V-Net: Fully Convolutional Neural Networks for Volumetric Medical Image Segmentation
arXiv e-Print archive - 2016 via Local Bibsonomy
Medical image segmentation have been a classic problem in medical image analysis, with a score of research backing the problem. Many approaches worked by designing hand-crafted features, while others worked using global or local intensity cues. These approaches were sometimes extended to 3D, but most of the algorithms work with 2D images (or 2D slices of a 3D image). It is hypothesized that using the full 3D volume of a scan may improve segmentation performance due to the amount of context that the algorithm can be exposed to, but such approaches have been very expensive computationally. Deep learning approches like ConvNets have been applied to segmentation problems, which are computationally very efficient during inference time due to highly optimized linear algebra routines. Although these approaches form the state-of-art, they still utilize 2D views of a scan, and fail to work well on full 3D volumes.
To this end, Milletari et al. propose a new CNN architecture consisting of volumetric convolutions with 3D kernels, on full 3D MRI prostate scans, trained on the task of segmenting the prostate from the images. The network architecture primarily consisted of 3D convolutions which use volumetric kernels having size 5x5x5 voxels. As the data proceeds through different stages along the compression
path, its resolution is reduced. This is performed through convolution with
2x2x2 voxels wide kernels applied with stride 2, hence there are no pooling layers in the architecture. The architecutre resembles an encoder-decoder type architecture with the decoder part, also called downsampling, reduces the size of the signal presented as input and increases the receptive field of the features being computed in subsequent network layers. Each of the stages of the left part of the network, computes a number of features which is two times higher than the one of the previous layer.

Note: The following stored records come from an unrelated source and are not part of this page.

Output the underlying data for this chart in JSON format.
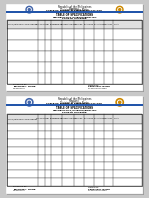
{
  "bg_color": "#c8c8c8",
  "page_color": "#ffffff",
  "page_shadow": "#aaaaaa",
  "title_line1": "Republic of the Philippines",
  "title_line2": "Region I",
  "title_line3": "Division of Ilocos Norte",
  "title_line4": "SAMANG NORTE ELEMENTARY SCHOOL",
  "doc_title": "TABLE OF SPECIFICATIONS",
  "subject_label": "in",
  "subject_top": "MATHEMATICS/SCIENCE/ENGLISH",
  "quarter_top": "FOURTH QUARTER",
  "subject_bottom": "MATHEMATICS/SCIENCE/ENGLISH",
  "quarter_bottom": "FOURTH QUARTER",
  "banner_color": "#2255aa",
  "banner2_color": "#cc0000",
  "col_headers": [
    "TOPIC/LEARNING COMPETENCIES",
    "NO. OF DAYS",
    "No.",
    "REMEMBERING",
    "UNDERSTANDING",
    "APPLYING",
    "ANALYZING",
    "EVALUATING",
    "CREATING",
    "TOTAL"
  ],
  "header_bg": "#e8e8e8",
  "footer_left1": "Prepared by:",
  "footer_left2": "TEACHER I. NAME",
  "footer_left3": "Teacher III",
  "footer_right1": "Noted by:",
  "footer_right2": "PRINCIPAL NAME",
  "footer_right3": "School Principal I",
  "logo_color_left": "#4466aa",
  "logo_color_right": "#cc8800"
}
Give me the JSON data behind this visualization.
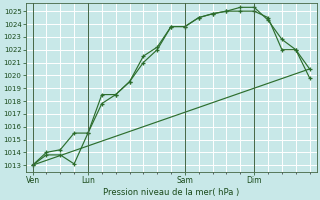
{
  "bg_color": "#c8e8e8",
  "grid_color": "#ffffff",
  "line_color": "#2d6e2d",
  "xlabel": "Pression niveau de la mer( hPa )",
  "ylim": [
    1012.5,
    1025.6
  ],
  "yticks": [
    1013,
    1014,
    1015,
    1016,
    1017,
    1018,
    1019,
    1020,
    1021,
    1022,
    1023,
    1024,
    1025
  ],
  "xtick_labels": [
    "Ven",
    "Lun",
    "Sam",
    "Dim"
  ],
  "xtick_positions": [
    0,
    4,
    11,
    16
  ],
  "xlim": [
    -0.5,
    20.5
  ],
  "series1": [
    [
      0,
      1013.0
    ],
    [
      1,
      1013.8
    ],
    [
      2,
      1013.8
    ],
    [
      3,
      1013.1
    ],
    [
      4,
      1015.5
    ],
    [
      5,
      1017.8
    ],
    [
      6,
      1018.5
    ],
    [
      7,
      1019.5
    ],
    [
      8,
      1021.0
    ],
    [
      9,
      1022.0
    ],
    [
      10,
      1023.8
    ],
    [
      11,
      1023.8
    ],
    [
      12,
      1024.5
    ],
    [
      13,
      1024.8
    ],
    [
      14,
      1025.0
    ],
    [
      15,
      1025.0
    ],
    [
      16,
      1025.0
    ],
    [
      17,
      1024.5
    ],
    [
      18,
      1022.0
    ],
    [
      19,
      1022.0
    ],
    [
      20,
      1020.5
    ]
  ],
  "series2": [
    [
      0,
      1013.0
    ],
    [
      1,
      1014.0
    ],
    [
      2,
      1014.2
    ],
    [
      3,
      1015.5
    ],
    [
      4,
      1015.5
    ],
    [
      5,
      1018.5
    ],
    [
      6,
      1018.5
    ],
    [
      7,
      1019.5
    ],
    [
      8,
      1021.5
    ],
    [
      9,
      1022.2
    ],
    [
      10,
      1023.8
    ],
    [
      11,
      1023.8
    ],
    [
      12,
      1024.5
    ],
    [
      13,
      1024.8
    ],
    [
      14,
      1025.0
    ],
    [
      15,
      1025.3
    ],
    [
      16,
      1025.3
    ],
    [
      17,
      1024.3
    ],
    [
      18,
      1022.8
    ],
    [
      19,
      1022.0
    ],
    [
      20,
      1019.8
    ]
  ],
  "series3": [
    [
      0,
      1013.0
    ],
    [
      20,
      1020.5
    ]
  ]
}
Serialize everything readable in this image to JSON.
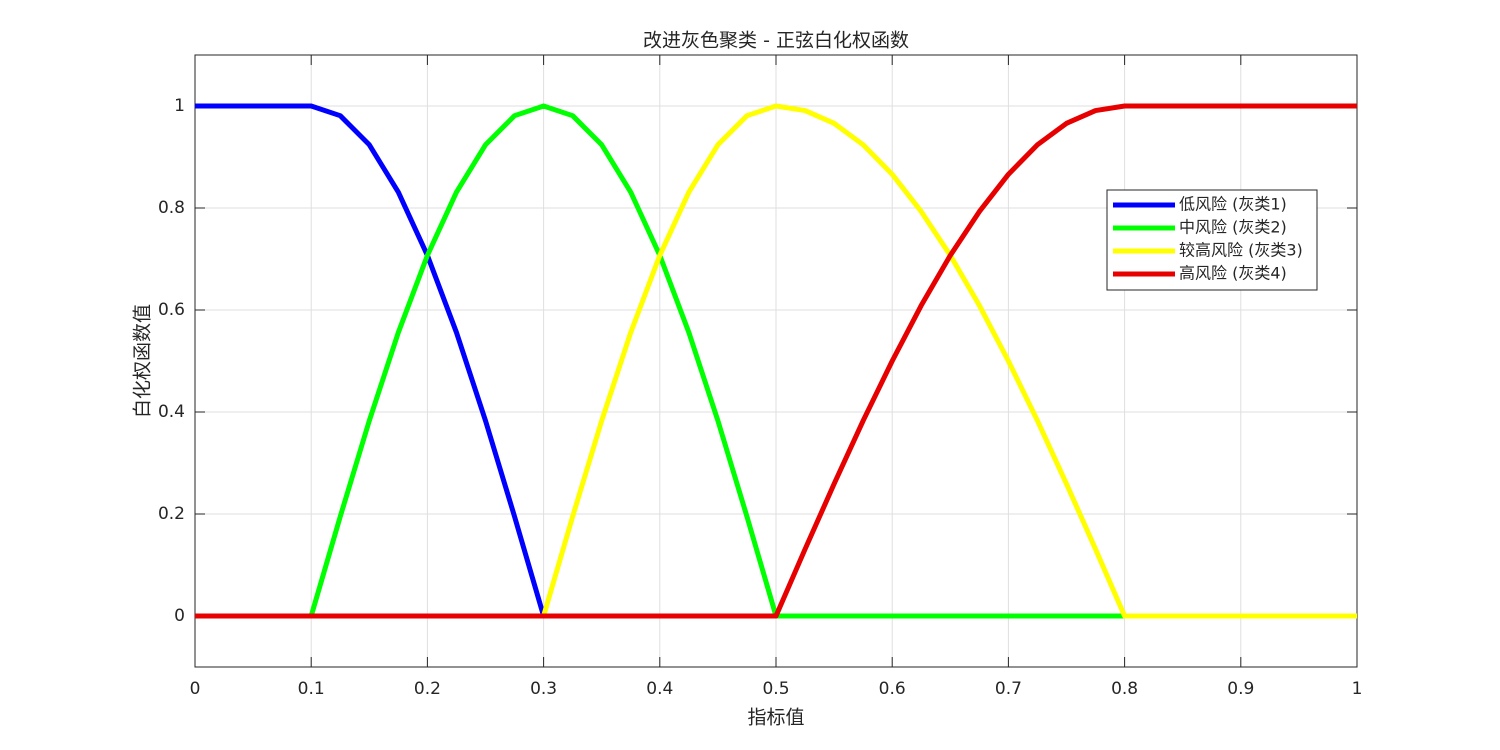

The right portion of the network extracts features and expands the spatial
support of the lower resolution feature maps in order to gather and assemble the necessary information to output a two channel volumetric segmentation. The two features maps computed by the very last convolutional layer, having 1x1x1 kernel size and producing outputs of the same size as the input volume, are converted to probabilistic segmentations of the foreground and background
regions by applying soft-max voxelwise.
In order to train the network, the authors propose to use Dice loss function. The CNN is trained end-to-end on a dataset of 50 prostate scans in MRI. The network approached a 0.869 $\pm$ 0.033 dice loss, and beat the other state-of-art models.